In einem eklatanten Gegensatz zu diesen acht düsteren Bildsujets, steht das neunte Bildmotiv. Es hebt sich von allen anderen dadurch ab, dass es keine soziale Situation, sondern eine Landschaft darstellt. Über blauen Bergen, grünen Wäldern, rötlich-braunen Felder in einem lila Himmel schweben überdimensioniert groß fünf Coronaviren wie Sterne, allesamt mit Engelsflügeln, als kämen sie, um der Natur Segen zu bringen und ihr zu sagen: „Fürchte Dich nicht“.

Was angesichts des Virus für die menschliche Existenz eine Bedrohung darstellt, scheint für die Natur ein Segen zu sein. Berge erwachen, Fauna und Flora blühen auf, der Himmel wird klarer, Flüsse, Bäche und das Grundwasser erholen sich von den Belastungen des Abwassers und Mülls, kurzum: Die Erde atmet auf, während der Mensch ächzt unter dem Joch des Virus. Die Natur holt sich in Gestalt des Virus zurück, was der Mensch ihr vielerorts verwehrt.

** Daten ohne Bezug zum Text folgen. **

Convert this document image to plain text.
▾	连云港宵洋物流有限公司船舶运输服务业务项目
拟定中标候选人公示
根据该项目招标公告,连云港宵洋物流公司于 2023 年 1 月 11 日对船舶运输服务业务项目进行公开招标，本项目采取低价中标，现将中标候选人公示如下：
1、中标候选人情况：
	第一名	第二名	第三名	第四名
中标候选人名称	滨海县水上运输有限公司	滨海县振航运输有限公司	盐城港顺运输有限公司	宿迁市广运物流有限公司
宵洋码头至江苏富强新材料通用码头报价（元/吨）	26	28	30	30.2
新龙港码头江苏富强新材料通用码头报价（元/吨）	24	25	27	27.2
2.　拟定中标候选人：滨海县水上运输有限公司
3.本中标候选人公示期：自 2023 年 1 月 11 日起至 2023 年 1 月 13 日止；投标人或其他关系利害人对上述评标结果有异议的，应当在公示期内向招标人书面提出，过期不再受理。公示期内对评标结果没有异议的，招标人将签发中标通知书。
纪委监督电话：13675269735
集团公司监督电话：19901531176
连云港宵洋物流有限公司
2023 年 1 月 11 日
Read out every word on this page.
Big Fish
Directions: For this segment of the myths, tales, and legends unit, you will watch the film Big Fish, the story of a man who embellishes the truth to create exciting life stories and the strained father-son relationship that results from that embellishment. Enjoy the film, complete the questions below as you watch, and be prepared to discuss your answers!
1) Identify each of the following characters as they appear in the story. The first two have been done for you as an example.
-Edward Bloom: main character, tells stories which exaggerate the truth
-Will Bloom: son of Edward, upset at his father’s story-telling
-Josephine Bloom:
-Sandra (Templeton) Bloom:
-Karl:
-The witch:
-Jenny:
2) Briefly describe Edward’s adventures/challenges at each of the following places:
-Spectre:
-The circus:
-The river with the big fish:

Oder man könnte meinen, sofern man an einen Schöpfergott glaubt, dass dieser gerade eine Korrektur seines ursprünglichen Plans vornimmt und den Menschen, den er einst als Krone der Schöpfung gedacht hatte, absetzt oder ihn zumindest für eine Zeit pausieren lässt, um über seine ihm zugedachte Verantwortung erneut nachzusinnen. Angesichts nie zuvor dagewesener Naturzerstörung, Überbevölkerung und industriell gesteuerter Lebensmittelproduktion wäre es dringend an der Zeit dazu. Der ‚Fortschritt‘ stagniert, der Mensch pausiert und vielleicht nutzt er die Chance, über seine Verantwortlichkeit für die Erde nachzusinnen. So gesehen wäre der Virus-Überfall ein Segen und eine Chance für die Natur und für den Menschen, der selbst auch Natur ist.

von Kurt Freitag

Kurt Freitag ist ein essayistisch veranlagter Gelegenheitsschreiber gemäß Clarice Lispectors Credo: „Ich schreibe nur, wenn ich Lust dazu habe. Ich bin ein Amateur und bestehe darauf, das auch zu bleiben. Ein Profi hat eine persönliche Verpflichtung zum Schreiben. Oder eine Verpflichtung gegenüber jemand anderem, um zu schreiben. Was mich betrifft … ich bestehe darauf, kein Profi zu sein. Um meine Freiheit zu behalten.“ In diesem Sinne entstehen seine Texte zur Kunst, zum Leben und zu diesem Werk Corona IX.